Sonntag, Juli 07, 2013

Das Spiel mit Worten ist alles, nur kein Spiel

Die sogenannte Vorratsdatenspeicherung ist nichts anderes, als Bürger auf Verdacht auszuspionieren. Nach dem Grundgesetz sollte das eigentlich verboten sein. Aber es gibt ein Gesetz, das dieses Ausspionieren erlaubt. Deshalb ist das Ganze ein umstrittenes Thema. Die Unionsparteien sind dafür. Weil ihnen das Wort Vorratsdatenspeicherung inzwischen zu unbequem geworden ist, haben sie ein neues Wort an seine Stelle gesetzt: Mindestspeicherfrist. In der Sache hat sich nichts geändert. Diese Umbenennung ist keine Spielerei. Wir werden weiter ohne jeden Grund verdächtigt und ohne jeden Grund weiter ausspioniert. Die Unionsparteien spekulieren darauf, dass niemand den Wortschwindel bemerkt.

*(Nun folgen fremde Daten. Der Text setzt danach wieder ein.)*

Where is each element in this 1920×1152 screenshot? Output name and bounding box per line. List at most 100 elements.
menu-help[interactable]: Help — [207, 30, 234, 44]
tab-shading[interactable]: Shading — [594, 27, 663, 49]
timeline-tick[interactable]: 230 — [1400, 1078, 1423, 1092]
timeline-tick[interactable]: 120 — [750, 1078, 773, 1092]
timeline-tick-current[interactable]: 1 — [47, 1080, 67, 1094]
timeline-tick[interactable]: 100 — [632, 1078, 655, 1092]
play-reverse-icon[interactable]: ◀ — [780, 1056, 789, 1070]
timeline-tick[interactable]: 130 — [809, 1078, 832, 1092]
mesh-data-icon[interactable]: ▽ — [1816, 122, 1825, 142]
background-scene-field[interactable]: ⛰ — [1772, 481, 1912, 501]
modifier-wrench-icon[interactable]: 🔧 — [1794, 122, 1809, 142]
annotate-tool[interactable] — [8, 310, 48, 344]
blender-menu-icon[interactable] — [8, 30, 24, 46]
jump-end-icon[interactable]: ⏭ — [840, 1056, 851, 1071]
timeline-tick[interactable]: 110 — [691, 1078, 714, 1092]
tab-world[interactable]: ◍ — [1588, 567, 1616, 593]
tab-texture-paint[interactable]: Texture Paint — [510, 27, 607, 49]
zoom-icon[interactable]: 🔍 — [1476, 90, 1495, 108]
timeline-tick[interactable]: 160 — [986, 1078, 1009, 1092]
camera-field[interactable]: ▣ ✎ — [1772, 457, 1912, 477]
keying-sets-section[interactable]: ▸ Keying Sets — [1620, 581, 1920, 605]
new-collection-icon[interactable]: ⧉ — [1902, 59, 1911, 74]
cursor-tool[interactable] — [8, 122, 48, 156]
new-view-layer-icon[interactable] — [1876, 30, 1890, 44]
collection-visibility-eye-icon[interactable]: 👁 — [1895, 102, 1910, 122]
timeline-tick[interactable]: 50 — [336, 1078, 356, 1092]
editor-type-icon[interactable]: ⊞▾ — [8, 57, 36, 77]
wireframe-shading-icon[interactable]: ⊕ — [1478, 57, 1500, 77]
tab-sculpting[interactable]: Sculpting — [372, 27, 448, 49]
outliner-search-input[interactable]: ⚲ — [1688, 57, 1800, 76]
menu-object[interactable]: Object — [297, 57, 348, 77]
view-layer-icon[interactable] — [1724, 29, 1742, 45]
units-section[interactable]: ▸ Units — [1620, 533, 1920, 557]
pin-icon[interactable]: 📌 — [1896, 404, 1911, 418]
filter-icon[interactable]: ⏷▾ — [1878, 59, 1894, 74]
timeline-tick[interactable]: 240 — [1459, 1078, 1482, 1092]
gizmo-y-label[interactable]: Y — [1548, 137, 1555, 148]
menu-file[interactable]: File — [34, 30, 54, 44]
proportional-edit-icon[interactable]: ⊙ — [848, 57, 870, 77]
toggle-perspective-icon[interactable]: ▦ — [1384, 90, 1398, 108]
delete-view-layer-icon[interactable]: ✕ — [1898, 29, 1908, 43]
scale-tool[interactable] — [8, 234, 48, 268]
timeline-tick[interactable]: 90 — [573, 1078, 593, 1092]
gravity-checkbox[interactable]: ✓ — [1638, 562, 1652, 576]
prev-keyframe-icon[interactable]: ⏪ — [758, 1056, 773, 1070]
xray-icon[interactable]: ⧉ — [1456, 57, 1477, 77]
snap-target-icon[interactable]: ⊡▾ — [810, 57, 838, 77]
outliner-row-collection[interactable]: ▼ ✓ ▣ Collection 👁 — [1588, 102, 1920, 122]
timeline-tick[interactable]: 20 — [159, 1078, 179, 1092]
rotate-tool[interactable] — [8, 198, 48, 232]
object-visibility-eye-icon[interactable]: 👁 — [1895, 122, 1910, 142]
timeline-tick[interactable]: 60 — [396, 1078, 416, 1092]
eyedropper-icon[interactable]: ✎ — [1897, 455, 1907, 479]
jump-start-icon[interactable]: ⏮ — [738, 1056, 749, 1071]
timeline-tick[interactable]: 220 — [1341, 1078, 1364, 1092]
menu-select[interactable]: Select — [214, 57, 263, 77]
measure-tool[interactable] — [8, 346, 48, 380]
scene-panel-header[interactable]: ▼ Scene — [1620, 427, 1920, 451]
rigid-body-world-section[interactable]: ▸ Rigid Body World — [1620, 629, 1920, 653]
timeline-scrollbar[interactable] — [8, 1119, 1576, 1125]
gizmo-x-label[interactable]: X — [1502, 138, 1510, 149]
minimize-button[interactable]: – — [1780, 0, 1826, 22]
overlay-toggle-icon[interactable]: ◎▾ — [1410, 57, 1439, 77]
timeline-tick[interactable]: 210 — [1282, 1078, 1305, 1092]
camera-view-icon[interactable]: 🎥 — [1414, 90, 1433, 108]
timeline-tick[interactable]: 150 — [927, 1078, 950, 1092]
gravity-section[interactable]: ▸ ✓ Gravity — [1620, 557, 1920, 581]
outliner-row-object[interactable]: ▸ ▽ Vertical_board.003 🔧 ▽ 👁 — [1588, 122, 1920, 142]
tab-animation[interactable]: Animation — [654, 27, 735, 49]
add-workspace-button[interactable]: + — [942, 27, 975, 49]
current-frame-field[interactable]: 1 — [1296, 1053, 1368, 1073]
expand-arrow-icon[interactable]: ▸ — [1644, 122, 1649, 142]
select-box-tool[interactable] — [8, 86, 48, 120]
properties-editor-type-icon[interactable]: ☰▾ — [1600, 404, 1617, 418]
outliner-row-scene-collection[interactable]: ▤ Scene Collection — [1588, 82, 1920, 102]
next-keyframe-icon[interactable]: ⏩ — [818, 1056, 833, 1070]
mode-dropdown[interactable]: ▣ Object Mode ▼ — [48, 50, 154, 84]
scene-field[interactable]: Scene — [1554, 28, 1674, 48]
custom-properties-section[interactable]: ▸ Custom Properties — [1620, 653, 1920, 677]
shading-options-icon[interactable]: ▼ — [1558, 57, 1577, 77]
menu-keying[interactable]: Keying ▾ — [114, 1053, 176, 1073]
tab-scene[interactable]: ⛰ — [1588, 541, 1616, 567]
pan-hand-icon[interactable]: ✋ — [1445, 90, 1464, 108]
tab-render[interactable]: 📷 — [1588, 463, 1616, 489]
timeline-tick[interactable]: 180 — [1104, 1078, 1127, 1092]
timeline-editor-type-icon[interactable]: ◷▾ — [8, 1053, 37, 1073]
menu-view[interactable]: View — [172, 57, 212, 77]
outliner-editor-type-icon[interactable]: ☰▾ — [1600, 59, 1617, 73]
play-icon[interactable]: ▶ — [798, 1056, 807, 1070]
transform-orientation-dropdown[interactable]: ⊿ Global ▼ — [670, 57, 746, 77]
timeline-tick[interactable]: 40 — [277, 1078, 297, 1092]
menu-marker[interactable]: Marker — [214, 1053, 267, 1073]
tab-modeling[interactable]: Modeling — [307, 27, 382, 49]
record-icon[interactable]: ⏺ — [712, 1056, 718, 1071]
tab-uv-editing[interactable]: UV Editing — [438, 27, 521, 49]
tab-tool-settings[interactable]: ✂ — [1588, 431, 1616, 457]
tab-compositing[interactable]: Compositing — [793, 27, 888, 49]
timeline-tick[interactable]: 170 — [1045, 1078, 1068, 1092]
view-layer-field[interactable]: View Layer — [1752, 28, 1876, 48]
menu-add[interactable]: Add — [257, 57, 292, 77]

Kaum hatte ich das gelesen, fand ich Unterstützung für meine Auffassung gleich von zwei, eigentlich von drei Seiten.

Da ist einmal Georg Diez mit seiner Kolumne „Wahre Lügen“ in SPIEGELONLINE vom 5. Juli. Er schreibt in seiner Einleitung: „’Freund, Freiheit, Recht’: Wenn deutsche und amerikanische Politiker über Edward Snowden und seine Enthüllungen sprechen, bedienen sie sich einer pervertierten Sprache, die nicht der Wahrheit dient, sondern nur ihren Interessen.“

Er schreibt weiter: „’Freund ist keine Kategorie des Politischen. Es ist ein offenes Wort, es ist ein schwaches Wort, weil niemand genau weiß, was damit genau gemeint ist: Man kann Freundschaft so oder so definieren, es gibt keine Regeln für den Umgang unter Freunden – es gibt aber Regeln für den Umgang unter Staaten und Regierungen.“

Dann ist da George Orwell, den Georg Diez in seiner Kolumne ausgiebig zitiert:
„Das politische Reden ist vor allem eine Rechtfertigung dessen, was nicht zu rechtfertigen ist.“ (1946) „Das Denken korrumpiert die Sprache, aber die Sprache korrumpiert auch das Denken.“ „Die Worte Demokratie, Sozialismus, Freiheit, patriotisch, realistisch, Gerechtigkeit haben alle mehrere Bedeutungen, die nicht mitieinander in Einklang gebracht werden können. Diese Worte werden oft auf eine bewusst unehrliche Art und Weise verwendet. Das heißt, eine Person hat ihre eigene private Definition, lässt sein Gegenüber aber in dem Glauben, dass er etwas ganz anderes damit meint.“ „Katalog der Schwindlereien und der Perversion“ nannte George Orwell seine Analyse des Journalismus seiner Zeit: „Die Prosa besteht immer weniger aus Worten, die wegen ihrer Bedeutung gewählt wurden, und immer mehr aus Phrasen, die zusammengezimmert werden wie die Einzelteile eines vorfabrizierten Hühnerstalls.“ „Die Sprache der Politik ist dafür gemacht, dass Lügen wahr klingen und das Töten angemessen wirkt.“

Und nun, drittens: Hans Sahl in seiner Erzählung „Vom Manne, der nicht mehr reden wollte.“:

„…Vielleicht lag es auch daran, dass ich zu viel vom Wort erwartete, dass ich ihm eine Bedeutung beigemessen hatte, die ihm nicht zukommt. Ich hatte etwas zu ernst genommen, das nur in Ausnahmefällen, und auch dann mit Vorbehalten, der Erkenntnis dient, sonst von den Menschen dazu benutzt wird, einander zu sagen, dass sie nichts zu sagen haben.“ „Hier fand ich das Wort in seiner schönsten Nutzanwendung bestätigt, hier gab es keine Täuschungen, keine rhetorischen Abschweifungen und Verirrungen.“ (Gemeint ist die Arbeit am Reißbrett einer Konstruktionsfirma; die Worte beschreiben unmissverständlich eindeutige Sachverhalte.)

Diez, Orwell, Sahl – der Zufall hat sie hier zusammengeführt. Viel Stoff zum Nachdenken.